Несмотря на Димкино пьянство, я считаю, что мне повезло с соседями. В отличие от других коммунальных квартир, у нас не было криминальных событий. Холодильники стояли в общей кухне, и из них никогда ничего не пропадало. Всего комнат в квартире пять: одна наша, вторая сдают студентам, третью занимает тетя Лена, незлобивая дама за шестьдесят, в четвертой живут ее взрослые дети – Дима и Таня, а в пятой проживает психопатическая женщина, она боится людей и выходит из комнаты исключительно ночью.
Димка привычно пьян и не обращает внимания на мое заплаканное лицо. Не предлагает помочь с сумками. Я молча прохожу в комнату, оставляя грязные следы на линолеуме. Потом вытру.
Заглядываю в холодильник. Остатки супа, в сковороде немного жареной картошки. Ему поужинать хватит, если, конечно, мадам не накормит его. Я была голодна, пока не увидела ту картину. Сейчас я не могу проглотить ни кусочка, предательский ком вибрирует у меня в горле.
Мой любимый приходит поздно ночью, в это время я обычно уже сплю. Но сегодня на меня нашел ступор. Мне кажется, что меня парализовало, каждое движение или мысль мне дается с огромным трудом. Я мечтаю о сне, все забыть, получить хоть немного облегчения. Я лежу на диване, отвернувшись к стене, и слышу его осторожные шаги. Он старается не будить меня. Потом аккуратно ложиться и сразу же засыпает. Я лежу с открытыми глазами до самого рассвета, и мне трудно даже дышать.

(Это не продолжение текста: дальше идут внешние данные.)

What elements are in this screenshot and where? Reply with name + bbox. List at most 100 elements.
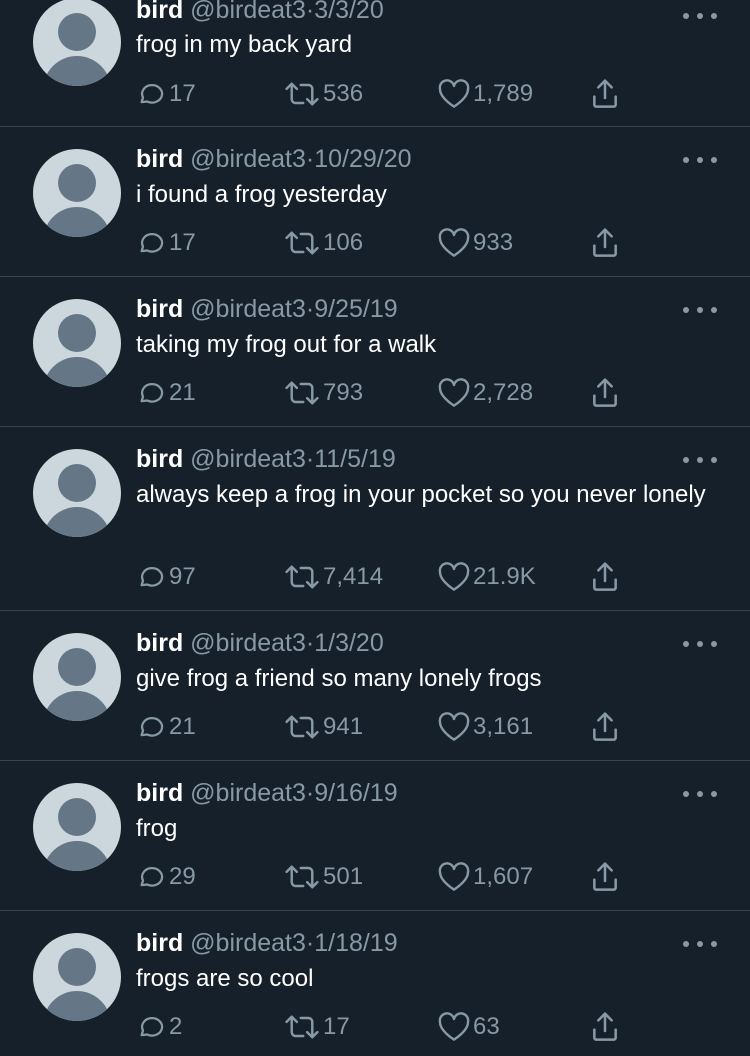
retweet-button[interactable]: 536 xyxy=(284,76,363,112)
default-avatar-icon[interactable] xyxy=(33,149,121,237)
retweet-icon xyxy=(284,1012,320,1042)
default-avatar-icon[interactable] xyxy=(33,299,121,387)
retweet-count: 793 xyxy=(323,379,364,406)
tweet-date[interactable]: 1/3/20 xyxy=(314,629,384,657)
share-icon xyxy=(590,78,620,110)
default-avatar-icon[interactable] xyxy=(33,633,121,721)
like-button[interactable]: 1,789 xyxy=(438,76,533,112)
tweet-date[interactable]: 11/5/19 xyxy=(314,445,396,473)
tweet[interactable]: bird @birdeat3·11/5/19 always keep a fro… xyxy=(0,427,750,611)
reply-button[interactable]: 17 xyxy=(136,225,196,261)
like-button[interactable]: 21.9K xyxy=(438,559,536,595)
more-icon[interactable] xyxy=(683,304,717,316)
author-handle[interactable]: @birdeat3 xyxy=(190,779,306,807)
tweet[interactable]: bird @birdeat3·1/18/19 frogs are so cool… xyxy=(0,911,750,1056)
reply-button[interactable]: 2 xyxy=(136,1009,182,1045)
retweet-button[interactable]: 501 xyxy=(284,859,363,895)
author-name[interactable]: bird xyxy=(136,779,183,807)
tweet-actions: 29 501 1,607 xyxy=(136,859,636,895)
like-count: 2,728 xyxy=(473,379,534,406)
tweet[interactable]: bird @birdeat3·10/29/20 i found a frog y… xyxy=(0,127,750,277)
more-icon[interactable] xyxy=(683,10,717,22)
like-icon xyxy=(438,79,470,109)
tweet[interactable]: bird @birdeat3·1/3/20 give frog a friend… xyxy=(0,611,750,761)
reply-button[interactable]: 17 xyxy=(136,76,196,112)
default-avatar-icon[interactable] xyxy=(33,0,121,86)
tweet-text: always keep a frog in your pocket so you… xyxy=(136,481,706,508)
retweet-icon xyxy=(284,228,320,258)
like-button[interactable]: 933 xyxy=(438,225,513,261)
author-handle[interactable]: @birdeat3 xyxy=(190,629,306,657)
author-name[interactable]: bird xyxy=(136,295,183,323)
reply-count: 29 xyxy=(169,863,196,890)
separator-dot: · xyxy=(305,0,315,24)
tweet-text: taking my frog out for a walk xyxy=(136,331,437,358)
share-button[interactable] xyxy=(590,859,620,895)
retweet-button[interactable]: 17 xyxy=(284,1009,350,1045)
separator-dot: · xyxy=(305,929,315,957)
share-button[interactable] xyxy=(590,1009,620,1045)
default-avatar-icon[interactable] xyxy=(33,449,121,537)
author-handle[interactable]: @birdeat3 xyxy=(190,145,306,173)
tweet-date[interactable]: 3/3/20 xyxy=(314,0,384,24)
like-button[interactable]: 63 xyxy=(438,1009,500,1045)
retweet-button[interactable]: 793 xyxy=(284,375,363,411)
share-icon xyxy=(590,561,620,593)
author-handle[interactable]: @birdeat3 xyxy=(190,295,306,323)
more-icon[interactable] xyxy=(683,154,717,166)
retweet-icon xyxy=(284,79,320,109)
tweet-date[interactable]: 1/18/19 xyxy=(314,929,397,957)
tweet-date[interactable]: 9/16/19 xyxy=(314,779,397,807)
retweet-icon xyxy=(284,712,320,742)
like-button[interactable]: 3,161 xyxy=(438,709,533,745)
tweet-date[interactable]: 9/25/19 xyxy=(314,295,397,323)
retweet-count: 7,414 xyxy=(323,563,384,590)
like-icon xyxy=(438,712,470,742)
author-handle[interactable]: @birdeat3 xyxy=(190,445,306,473)
tweet[interactable]: bird @birdeat3·3/3/20 frog in my back ya… xyxy=(0,0,750,127)
reply-button[interactable]: 29 xyxy=(136,859,196,895)
share-button[interactable] xyxy=(590,375,620,411)
more-icon[interactable] xyxy=(683,938,717,950)
share-button[interactable] xyxy=(590,559,620,595)
reply-button[interactable]: 21 xyxy=(136,709,196,745)
separator-dot: · xyxy=(305,295,315,323)
reply-count: 17 xyxy=(169,80,196,107)
author-name[interactable]: bird xyxy=(136,445,183,473)
retweet-button[interactable]: 106 xyxy=(284,225,363,261)
more-icon[interactable] xyxy=(683,638,717,650)
tweet-date[interactable]: 10/29/20 xyxy=(314,145,411,173)
tweet[interactable]: bird @birdeat3·9/25/19 taking my frog ou… xyxy=(0,277,750,427)
tweet-text: frog in my back yard xyxy=(136,31,353,58)
author-name[interactable]: bird xyxy=(136,929,183,957)
reply-icon xyxy=(136,562,166,592)
more-icon[interactable] xyxy=(683,788,717,800)
tweet[interactable]: bird @birdeat3·9/16/19 frog 29 501 1,607 xyxy=(0,761,750,911)
author-name[interactable]: bird xyxy=(136,629,183,657)
reply-button[interactable]: 21 xyxy=(136,375,196,411)
reply-count: 21 xyxy=(169,713,196,740)
author-handle[interactable]: @birdeat3 xyxy=(190,0,306,24)
reply-icon xyxy=(136,1012,166,1042)
retweet-button[interactable]: 941 xyxy=(284,709,363,745)
tweet-text: i found a frog yesterday xyxy=(136,181,387,208)
like-button[interactable]: 2,728 xyxy=(438,375,533,411)
share-button[interactable] xyxy=(590,225,620,261)
author-name[interactable]: bird xyxy=(136,0,183,24)
default-avatar-icon[interactable] xyxy=(33,933,121,1021)
reply-count: 97 xyxy=(169,563,196,590)
like-icon xyxy=(438,562,470,592)
retweet-count: 536 xyxy=(323,80,364,107)
author-handle[interactable]: @birdeat3 xyxy=(190,929,306,957)
share-button[interactable] xyxy=(590,76,620,112)
more-icon[interactable] xyxy=(683,454,717,466)
like-button[interactable]: 1,607 xyxy=(438,859,533,895)
share-button[interactable] xyxy=(590,709,620,745)
reply-button[interactable]: 97 xyxy=(136,559,196,595)
tweet-actions: 17 106 933 xyxy=(136,225,636,261)
retweet-button[interactable]: 7,414 xyxy=(284,559,383,595)
author-name[interactable]: bird xyxy=(136,145,183,173)
tweet-actions: 2 17 63 xyxy=(136,1009,636,1045)
default-avatar-icon[interactable] xyxy=(33,783,121,871)
retweet-count: 501 xyxy=(323,863,364,890)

На следующее утро мы не скажем друг другу ни слова. Я, потому, что трудно говорить. Я не буду понимать, о чем разговаривать после увиденного. Он тоже будет молчать, потому что ему нечего будет сказать мне. И еще завтра завянут белые розы, которые он подарил мне на восьмое марта.
Но сегодня я об этом еще не знаю.
Все в нашей жизни нам дается для чего-то и за что-то. Степина мама в моей жизни, за то, что я предала своего мужа. За измены. За то, что в истеричном припадке, перед тем, как уйти он него, я кричала унизительные вещи. Это не он ударил меня. Это я довела его до рукоприкладства изменами, и подлостью, и оскорблениями. Потом я извинилась перед ним, и он передо мной.
А ты действительно помогала мне. Это я так думала. Вот она, помощь. Я настолько привыкла быть одной, и решать свои проблемы самой, что твое внимание ко мне казалось мне чудом. Я готова была поверить в самые нестандартные сведения и доводы, и в самую гадкую ложь.
Ты целый месяц разговаривала со мной по телефону. Давала советы, успокаивала, дарила мне облегчение и определенность. В моей комнате поселились невысказанные претензии, ложь. Любовь уходила из-за вранья.
Я стала раскладывать кресло-кровать, чтобы спать на нем. Мне было неприятно касаться моего любимого даже случайно. Я думала о Степиной маме. Как он трогает ее, обнимает? Так же, как и меня? Я не спрашивала у него. Потому что боялась услышать ответ. В конце марта он не пришел ночевать.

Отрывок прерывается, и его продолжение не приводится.